New technology creates the appearance (and sometimes the actual fact) of new insights, new resolution, new certainty.

We might not know what an oscillation overthruster is, or why single photon imaging is better, but it sounds well studied and precise. A chart from Excel seems a lot more certain than one that’s hand drawn.

In our search for anecdotes, particularly about health, behavior or the economy, this apparent increase in accuracy opens the door for more hope, even if it’s not based on widespread results.

The charts used to describe the behavior of stocks and tokens keep getting more complex and refined, but they’re still unable to accurately predict what will happen next week.

The fancy readouts of horoscopes or biorhythms glow with many insignificant digits, but they still tell us nothing about someone’s future, any more than palm reading does.

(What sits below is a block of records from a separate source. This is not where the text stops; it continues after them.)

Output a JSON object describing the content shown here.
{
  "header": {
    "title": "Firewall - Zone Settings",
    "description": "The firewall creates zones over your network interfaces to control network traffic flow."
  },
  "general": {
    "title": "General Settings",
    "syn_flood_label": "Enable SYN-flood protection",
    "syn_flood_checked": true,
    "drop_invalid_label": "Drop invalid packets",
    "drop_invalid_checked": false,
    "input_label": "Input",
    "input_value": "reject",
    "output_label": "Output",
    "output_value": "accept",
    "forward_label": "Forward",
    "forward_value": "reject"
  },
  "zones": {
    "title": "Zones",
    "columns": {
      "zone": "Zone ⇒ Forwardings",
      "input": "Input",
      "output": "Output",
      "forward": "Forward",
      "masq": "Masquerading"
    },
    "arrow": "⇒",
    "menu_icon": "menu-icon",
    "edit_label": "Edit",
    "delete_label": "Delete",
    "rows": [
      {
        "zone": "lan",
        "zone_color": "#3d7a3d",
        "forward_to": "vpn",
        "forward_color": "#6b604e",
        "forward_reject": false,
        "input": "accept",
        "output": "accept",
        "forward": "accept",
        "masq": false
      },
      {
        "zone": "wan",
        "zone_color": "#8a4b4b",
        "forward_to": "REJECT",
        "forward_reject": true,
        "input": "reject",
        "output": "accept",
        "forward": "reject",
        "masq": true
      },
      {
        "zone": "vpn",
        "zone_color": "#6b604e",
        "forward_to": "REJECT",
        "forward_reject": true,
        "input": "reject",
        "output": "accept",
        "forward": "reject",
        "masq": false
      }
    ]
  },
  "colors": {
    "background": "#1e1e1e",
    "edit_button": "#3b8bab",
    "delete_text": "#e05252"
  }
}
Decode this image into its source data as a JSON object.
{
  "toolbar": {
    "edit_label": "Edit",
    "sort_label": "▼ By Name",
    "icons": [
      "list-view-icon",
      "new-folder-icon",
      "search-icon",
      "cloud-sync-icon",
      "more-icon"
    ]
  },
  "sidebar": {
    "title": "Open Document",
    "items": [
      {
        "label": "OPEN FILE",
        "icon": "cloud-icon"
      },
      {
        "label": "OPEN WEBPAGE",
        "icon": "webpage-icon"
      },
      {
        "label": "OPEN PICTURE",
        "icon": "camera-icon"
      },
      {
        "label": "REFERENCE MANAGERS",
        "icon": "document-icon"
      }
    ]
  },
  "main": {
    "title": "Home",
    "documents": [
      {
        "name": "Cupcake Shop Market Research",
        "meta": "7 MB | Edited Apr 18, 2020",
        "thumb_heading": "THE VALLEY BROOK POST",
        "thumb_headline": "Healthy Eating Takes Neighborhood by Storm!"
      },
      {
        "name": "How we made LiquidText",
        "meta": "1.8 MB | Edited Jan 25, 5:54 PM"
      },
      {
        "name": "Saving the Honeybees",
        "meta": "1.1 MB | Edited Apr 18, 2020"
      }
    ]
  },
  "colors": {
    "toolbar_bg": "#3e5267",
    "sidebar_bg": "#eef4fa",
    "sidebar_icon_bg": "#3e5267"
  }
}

And an x-ray can tell us with great certainty if your appendix has burst, but a SPECT scan is useless in determining someone’s personality without the aid of an in-person consultation, which is all we’ve ever needed. In fact, that’s precisely how phrenology used to work: meet with someone first, then find validation in the mysterious reading of their bumps.

The standard worth checking for is easy: From the chart or the bumps or the scan alone, without meeting the patient, tell me what you see and what’s going to happen next.

They put Einstein’s brain in a jar, but learned nothing from it.

The folks who ate green coffee beans or swallowed colloidal silver have plenty of anecdotes to support their placebos. And when they move on from pyramids to magnets, the anecdotes will follow them. But anecdotes aren’t science. Like coincidences, they’re by-products of our story-seeking minds, connections we make as we search for solace in a confusing world. And sometimes marketers use the anecdotes to make a sale and hurt the customer.

Very few interventions that involve humans are simple. We need more than a double-blind study, because humans aren’t double-blind. We know what’s on offer, and the story we tell ourselves changes how we behave.

Science is often not the right answer to every question–it often fails to deliver what we need. But hustles pretending to be science are almost always a bad idea.

In fact, stories are too important and worthwhile to need a babble of pseudoscience that some would like put on them.

Placebos are powerful, and if they’re cheap and benign, I’m all for them. My day is filled with placebos of all kinds, because they work. The problems happen when they stop being benign, when they keep us from appropriate treatment and when they’re used against us…

Somehow, we’ve persuaded ourselves that we need to pretend that our anecdotal interventions are actual scientific breakthroughs instead of embracing the fact that we’re humans, and that stories work on us. By wearing the mantle of science, hypesters are not only able to charge more, but they also degrade the reputation of the very methods they purport to use–when we see firsthand that pretend science doesn’t work, we’re tempted to imagine that the same is true for interventions that are actually studied and tested.

We wouldn’t fly on a plane or cross a bridge that was built with the same doublespeak that many folk medicines and soothsayers use. They have their place, they make us who we are, but anecdotes aren’t science.

Furious/curious

They rhyme, but they have opposite meanings. It’s very difficult to feel both emotions at the same time, and one is far more productive than the other.